したがって、哲学的理論の運命が論理の境界確定に依存するように見える一つの事例がここにある。けれども、これまで論理の範囲の問題とみなしてきたもののようなプラグマティックな問題に、論理主義の真理が依存しているなどということは、とてもがっかりするようなことではあるまいか。もう少し深く立ち入り、算術が真に純粋に論理的であるかどうかがなぜ問題だと考えれられるべきかを問うならば、そうではないと思う。本当に重要な問題は、あるいは私にそう思える問題は、まるで論理の範囲がキーポイントであるかのように問いを表現することによって曖昧模糊としたものになっている。なぜフレーゲは算術が論理に還元されることを示すことが重要であると考えたのだろうか。論理主義への動機は、少なくとも部分的には認識論的である。フレーゲの考えによれば、論理の原理とは、自明性であり、それゆえもし算術の法則が論理の原理から導出可能であることが示され得るならば、それは従って認識論的に確実であることが示されることになり、いわば無垢性 innocence を獲得することになるのである。しかしながら、フレーゲの論理は(あるいは「論理」は)無矛盾ではないことがわかった。ラッセルのパラドックス(第8章参照)がそこで導かれる。この非無矛盾性の発見に対するフレーゲの応答は、問題の公理が他のものと同じようにまったく自明であるとは彼自身考えていなかったということを認めるようなものである。これはまた自明性の概念についての健全な懐疑を引き出すような意見表明である。しかし現今の関心事に対してこの話はどう関わってくるのか。フレーゲの土台となるもの、それが論理であれなんであれ、それは彼が考える認識論的立脚点 standing を持ってはいなかったのだから、彼のプログラムの認識論的な視点は、論理の境界確定に関する決定にもかかわらず、失われているということである。
少なくとも、今や一つのことだけははっきりさせねばならない。形式的システムが論理としてみなされるのかどうかということは、深く困難な哲学的問題に関わる問いである。論理における哲学的問題の拡がりが最初から明らかであることは良いことである。というのも形式的論理の主たる価値である厳密さはまた己に権威的な雰囲気を与えがちであるから。これがまた論理的システムの複数性をなぜ私が主張するのかという理由にもなる。別の選択肢との間で決定するときに、人はしばしば形而上学的あるいは認識論的先行概念を認知する必要にせまられるが、これはさもなければ暗黙のうちにとどまっているだろうものである。

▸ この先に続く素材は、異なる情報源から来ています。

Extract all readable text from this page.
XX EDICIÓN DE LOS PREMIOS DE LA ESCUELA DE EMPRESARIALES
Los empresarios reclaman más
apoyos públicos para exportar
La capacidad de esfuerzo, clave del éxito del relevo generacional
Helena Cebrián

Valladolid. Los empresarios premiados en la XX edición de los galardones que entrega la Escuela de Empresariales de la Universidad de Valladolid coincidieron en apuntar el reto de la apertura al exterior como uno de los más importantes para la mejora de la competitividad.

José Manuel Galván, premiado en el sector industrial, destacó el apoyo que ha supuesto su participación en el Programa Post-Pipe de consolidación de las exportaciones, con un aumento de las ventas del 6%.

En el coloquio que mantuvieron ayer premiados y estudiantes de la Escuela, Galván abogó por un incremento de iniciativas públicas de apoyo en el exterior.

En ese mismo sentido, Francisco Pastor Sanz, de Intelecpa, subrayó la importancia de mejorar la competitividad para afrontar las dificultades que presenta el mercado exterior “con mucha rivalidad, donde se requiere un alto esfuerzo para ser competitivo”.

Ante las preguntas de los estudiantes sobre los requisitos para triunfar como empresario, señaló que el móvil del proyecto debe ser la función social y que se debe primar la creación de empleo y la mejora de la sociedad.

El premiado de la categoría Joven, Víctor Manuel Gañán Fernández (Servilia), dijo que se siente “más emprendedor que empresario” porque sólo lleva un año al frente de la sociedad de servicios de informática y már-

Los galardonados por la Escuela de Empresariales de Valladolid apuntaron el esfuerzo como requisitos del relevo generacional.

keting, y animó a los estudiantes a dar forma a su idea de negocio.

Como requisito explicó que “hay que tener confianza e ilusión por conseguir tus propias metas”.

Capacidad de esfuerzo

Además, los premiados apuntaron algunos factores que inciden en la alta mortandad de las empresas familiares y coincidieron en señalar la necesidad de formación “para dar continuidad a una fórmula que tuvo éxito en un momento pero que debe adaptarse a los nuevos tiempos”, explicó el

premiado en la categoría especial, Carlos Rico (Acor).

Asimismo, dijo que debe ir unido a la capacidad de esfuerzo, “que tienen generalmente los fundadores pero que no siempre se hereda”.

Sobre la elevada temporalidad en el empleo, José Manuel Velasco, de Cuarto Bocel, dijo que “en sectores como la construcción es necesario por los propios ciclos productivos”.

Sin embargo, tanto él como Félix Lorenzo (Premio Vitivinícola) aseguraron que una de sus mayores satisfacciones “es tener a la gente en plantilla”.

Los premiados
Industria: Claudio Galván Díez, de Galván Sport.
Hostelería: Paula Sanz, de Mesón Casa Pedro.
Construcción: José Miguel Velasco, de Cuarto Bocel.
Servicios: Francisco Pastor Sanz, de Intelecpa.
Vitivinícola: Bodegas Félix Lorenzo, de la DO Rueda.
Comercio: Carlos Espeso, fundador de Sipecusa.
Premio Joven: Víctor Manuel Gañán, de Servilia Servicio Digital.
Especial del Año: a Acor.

1 フレーゲは準備段階として第一の完全に仕上げられた形式的論理システムを構築した。これは彼の望んだところによれば、その論理的公理から算術に関するペアノの公準を実際に導出することによって論理主義の真理を確立せんとするものであった。彼は1879年に論理的機構を発展させ、1884年に算術的表現の妥当な論理的定義を、1893,1903年にその派生物 derivations を与えた。数学の論理主義哲学に対する直截的導入に関してはCarnap 1931 を参照。